Das Training beweist, daß Kreativität das Ergebnis bestimmter Denk- und Verhaltensweisen ist und wir somit keine Kreativität lernen, sondern nur Denk- und Verhaltensweisen. Dabei lernen wir, unsere großen Wissensspeicher im Unter- und Vorbewußtsein mit für Problemlösungen zu nutzen. Da sich unser Unterbewußtsein nur bei völliger Entspannung ansprechen läßt, genießen wir mentale Entspannungsübungen und Phantasiereisen und nehmen unseren Körper durch "Tai-Chi-Übungen" auf neue Art wahr, doch darauf komme ich etwas später ausführlicher.
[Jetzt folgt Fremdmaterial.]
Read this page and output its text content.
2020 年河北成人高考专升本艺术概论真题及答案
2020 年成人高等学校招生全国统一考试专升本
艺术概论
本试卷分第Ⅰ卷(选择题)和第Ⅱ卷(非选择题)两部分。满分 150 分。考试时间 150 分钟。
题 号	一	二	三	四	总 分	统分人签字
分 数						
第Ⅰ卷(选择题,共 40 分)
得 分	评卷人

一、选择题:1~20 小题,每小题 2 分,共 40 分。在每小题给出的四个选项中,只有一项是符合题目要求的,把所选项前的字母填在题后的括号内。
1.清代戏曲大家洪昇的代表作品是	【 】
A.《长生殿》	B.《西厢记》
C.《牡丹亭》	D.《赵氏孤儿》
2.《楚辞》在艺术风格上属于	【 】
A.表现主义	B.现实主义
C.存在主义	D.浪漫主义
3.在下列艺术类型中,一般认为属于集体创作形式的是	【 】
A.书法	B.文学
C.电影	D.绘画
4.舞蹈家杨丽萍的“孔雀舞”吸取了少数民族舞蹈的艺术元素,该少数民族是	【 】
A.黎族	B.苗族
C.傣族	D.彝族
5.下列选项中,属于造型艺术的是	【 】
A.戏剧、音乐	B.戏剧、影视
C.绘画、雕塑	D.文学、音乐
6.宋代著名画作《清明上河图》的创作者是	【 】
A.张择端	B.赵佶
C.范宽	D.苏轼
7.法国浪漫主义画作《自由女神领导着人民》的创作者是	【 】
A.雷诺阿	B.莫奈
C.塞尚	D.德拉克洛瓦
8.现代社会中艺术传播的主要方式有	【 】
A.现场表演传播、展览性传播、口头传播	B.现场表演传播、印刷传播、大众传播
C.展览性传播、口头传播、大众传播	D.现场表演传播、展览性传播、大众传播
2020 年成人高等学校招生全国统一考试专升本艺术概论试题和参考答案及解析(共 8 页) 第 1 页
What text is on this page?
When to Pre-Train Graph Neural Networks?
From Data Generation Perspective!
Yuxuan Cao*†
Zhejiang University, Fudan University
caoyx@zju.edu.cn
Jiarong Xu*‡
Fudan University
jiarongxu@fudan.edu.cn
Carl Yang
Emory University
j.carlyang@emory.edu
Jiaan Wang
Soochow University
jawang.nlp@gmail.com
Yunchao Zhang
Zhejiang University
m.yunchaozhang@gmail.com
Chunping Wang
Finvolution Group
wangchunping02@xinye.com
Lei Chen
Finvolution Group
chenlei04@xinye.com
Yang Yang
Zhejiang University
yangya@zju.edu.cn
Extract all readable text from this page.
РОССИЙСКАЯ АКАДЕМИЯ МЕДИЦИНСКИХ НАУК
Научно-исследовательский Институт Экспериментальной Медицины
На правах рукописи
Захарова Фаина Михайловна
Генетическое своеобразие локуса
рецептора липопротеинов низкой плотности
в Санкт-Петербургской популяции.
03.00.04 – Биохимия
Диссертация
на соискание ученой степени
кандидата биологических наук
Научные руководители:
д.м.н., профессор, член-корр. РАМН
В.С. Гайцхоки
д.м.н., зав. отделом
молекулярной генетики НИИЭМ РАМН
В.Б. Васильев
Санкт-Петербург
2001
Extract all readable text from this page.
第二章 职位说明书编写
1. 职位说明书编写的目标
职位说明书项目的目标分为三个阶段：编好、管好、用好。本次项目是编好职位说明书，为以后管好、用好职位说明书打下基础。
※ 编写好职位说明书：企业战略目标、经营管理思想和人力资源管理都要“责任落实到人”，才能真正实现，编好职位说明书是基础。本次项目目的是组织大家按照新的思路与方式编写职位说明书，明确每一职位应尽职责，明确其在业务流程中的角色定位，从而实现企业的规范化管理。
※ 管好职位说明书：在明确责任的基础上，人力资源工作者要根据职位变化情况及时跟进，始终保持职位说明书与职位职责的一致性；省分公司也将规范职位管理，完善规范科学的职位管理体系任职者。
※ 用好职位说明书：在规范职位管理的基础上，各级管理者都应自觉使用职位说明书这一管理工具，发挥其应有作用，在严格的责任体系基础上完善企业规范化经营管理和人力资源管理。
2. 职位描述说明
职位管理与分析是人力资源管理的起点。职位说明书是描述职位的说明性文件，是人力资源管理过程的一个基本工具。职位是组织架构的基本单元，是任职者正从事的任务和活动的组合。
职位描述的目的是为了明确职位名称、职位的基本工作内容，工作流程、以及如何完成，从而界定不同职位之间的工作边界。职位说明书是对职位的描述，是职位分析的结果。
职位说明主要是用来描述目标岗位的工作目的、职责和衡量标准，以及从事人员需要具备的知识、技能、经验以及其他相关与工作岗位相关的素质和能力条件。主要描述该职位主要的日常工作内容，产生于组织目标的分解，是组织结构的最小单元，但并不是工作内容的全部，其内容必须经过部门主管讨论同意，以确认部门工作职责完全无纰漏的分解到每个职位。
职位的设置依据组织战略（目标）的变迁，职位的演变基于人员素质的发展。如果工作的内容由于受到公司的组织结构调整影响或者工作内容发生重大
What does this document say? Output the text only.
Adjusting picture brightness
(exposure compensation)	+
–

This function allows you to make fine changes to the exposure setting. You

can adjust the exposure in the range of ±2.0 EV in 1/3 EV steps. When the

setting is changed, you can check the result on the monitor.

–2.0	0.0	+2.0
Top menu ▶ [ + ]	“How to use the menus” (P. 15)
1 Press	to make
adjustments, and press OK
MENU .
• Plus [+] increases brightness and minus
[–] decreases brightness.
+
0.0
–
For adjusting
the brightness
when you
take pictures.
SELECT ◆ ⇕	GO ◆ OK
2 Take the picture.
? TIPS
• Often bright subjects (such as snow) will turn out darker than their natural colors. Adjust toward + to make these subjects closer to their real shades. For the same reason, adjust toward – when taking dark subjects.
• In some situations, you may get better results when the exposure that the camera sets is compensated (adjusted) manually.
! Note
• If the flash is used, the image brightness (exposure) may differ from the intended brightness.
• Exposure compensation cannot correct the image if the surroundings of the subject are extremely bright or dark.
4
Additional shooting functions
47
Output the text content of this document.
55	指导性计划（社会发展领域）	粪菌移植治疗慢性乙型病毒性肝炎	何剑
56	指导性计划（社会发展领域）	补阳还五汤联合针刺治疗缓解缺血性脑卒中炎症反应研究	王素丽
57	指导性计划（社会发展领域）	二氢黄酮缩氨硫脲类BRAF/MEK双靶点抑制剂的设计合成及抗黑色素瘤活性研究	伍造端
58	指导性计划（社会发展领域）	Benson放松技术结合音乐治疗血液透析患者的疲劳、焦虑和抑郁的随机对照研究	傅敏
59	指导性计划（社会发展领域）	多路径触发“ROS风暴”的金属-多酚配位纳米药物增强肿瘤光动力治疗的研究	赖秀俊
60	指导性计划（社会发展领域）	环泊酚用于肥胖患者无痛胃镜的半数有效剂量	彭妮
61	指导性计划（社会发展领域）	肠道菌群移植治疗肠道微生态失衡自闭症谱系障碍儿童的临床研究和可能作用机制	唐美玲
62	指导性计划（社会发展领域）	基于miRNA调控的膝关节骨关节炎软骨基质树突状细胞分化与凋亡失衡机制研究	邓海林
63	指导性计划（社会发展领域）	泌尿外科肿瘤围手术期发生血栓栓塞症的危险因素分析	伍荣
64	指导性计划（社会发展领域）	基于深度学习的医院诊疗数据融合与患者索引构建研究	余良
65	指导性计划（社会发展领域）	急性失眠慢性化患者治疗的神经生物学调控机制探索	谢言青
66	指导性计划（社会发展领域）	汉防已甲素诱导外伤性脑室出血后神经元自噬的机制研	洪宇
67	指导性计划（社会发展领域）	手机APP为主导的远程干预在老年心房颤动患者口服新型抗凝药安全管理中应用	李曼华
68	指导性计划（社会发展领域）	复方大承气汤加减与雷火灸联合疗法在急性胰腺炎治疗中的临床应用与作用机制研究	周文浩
Einen breiten Raum des Trainings nimmt das Thema "kreative Ideenproduktion' ein. Verschiedene Techniken helfen unserer Kreativität auf die Sprünge. Als Stichworte seien hier nur "Brainstorming" "Brainwriting" und die alternativen Assoziations- und Bisoziationstechnik genannt sowie Analogietechnik, Morphologie und Mind Mapping.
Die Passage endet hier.